日本企業の99.7%が中小企業であるということからも、一口に中小企業といっても様々です。規模の大小もあれば、業種によりM&Aで重視する視点も異なります。

例として、当社案件の中でも建設業関連のM&Aで必ず論点になるのは「人材の確保」です。職人の数が激減し、高齢化が進んでいるという建設業の深刻な課題を背景とした中小企業M&Aが行われるケースが目立ちます。

中小企業のM&Aを検討する場合、売手企業の業績によっても異なります。中小企業の全てが必ずしも、営業黒字・資産超過という健全な財務状況であるとも限りません。債務超過企業のM&Aの場合は、債権者調整が必要ないわゆる再生型のM&Aとなります。

資産超過であり、営業赤字の企業をどう評価すべきか、適正な価格はいくらか等、考える視点は様々です。
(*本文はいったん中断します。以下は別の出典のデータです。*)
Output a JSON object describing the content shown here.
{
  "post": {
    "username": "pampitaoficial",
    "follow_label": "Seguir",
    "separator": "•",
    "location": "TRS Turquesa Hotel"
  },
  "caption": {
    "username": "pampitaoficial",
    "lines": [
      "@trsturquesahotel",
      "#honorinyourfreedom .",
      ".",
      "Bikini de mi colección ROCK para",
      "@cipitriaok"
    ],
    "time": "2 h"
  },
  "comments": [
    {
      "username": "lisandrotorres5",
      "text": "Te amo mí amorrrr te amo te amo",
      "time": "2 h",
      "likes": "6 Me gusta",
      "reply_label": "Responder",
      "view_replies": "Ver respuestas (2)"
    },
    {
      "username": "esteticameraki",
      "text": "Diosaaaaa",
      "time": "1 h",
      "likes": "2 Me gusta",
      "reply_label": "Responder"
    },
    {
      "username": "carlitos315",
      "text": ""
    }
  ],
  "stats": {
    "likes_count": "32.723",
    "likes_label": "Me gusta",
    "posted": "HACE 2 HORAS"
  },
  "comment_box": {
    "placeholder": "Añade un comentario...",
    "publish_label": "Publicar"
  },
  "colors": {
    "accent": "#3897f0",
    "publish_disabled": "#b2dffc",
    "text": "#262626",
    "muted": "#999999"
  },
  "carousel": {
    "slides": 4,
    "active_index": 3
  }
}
こういった多岐に渡る中小企業M&Aをどのように捉え、活用するかが、地域経済に求められています。

中小企業M&Aでは、画一的な評価軸ではなく、業種特性・人材構成・財務状況を踏まえた個別判断が不可欠です。こうした視点を持てるかどうかが、M&Aを成長戦略として活かせるかを左右します。

おわりに

本記事では、中小企業M&Aが注目される背景や市場動向、一般的な進め方に加え、業種・規模・財務状況によって異なる中小企業M&Aの考え方について解説しました。中小企業にとってM&Aは、事業承継の手段にとどまらず、経営戦略の一つとして活用できる選択肢となりつつあります。

実際に、後継者募集や人材不足といった課題を背景に、行政による事業承継支援策の整備も進んでおり、中小企業M&Aを取り巻く環境は今後さらに変化していくことが予想されます。こうした動きを踏まえ、M&A市場の拡大を自社の成長にどう結びつけるかが、経営者にとって重要なテーマとなります。

中小企業M&Aは、企業ごとに前提条件や論点が大きく異なるため、早い段階から専門家と情報共有し、自社にとって適切な選択肢を整理しておくことが重要です。

検討段階での悩みがある場合は、信頼できる税理士・公認会計士・M&A仲介会社などの専門家に相談しながら、中長期的な経営戦略の一環としてM&Aを検討することをおすすめします。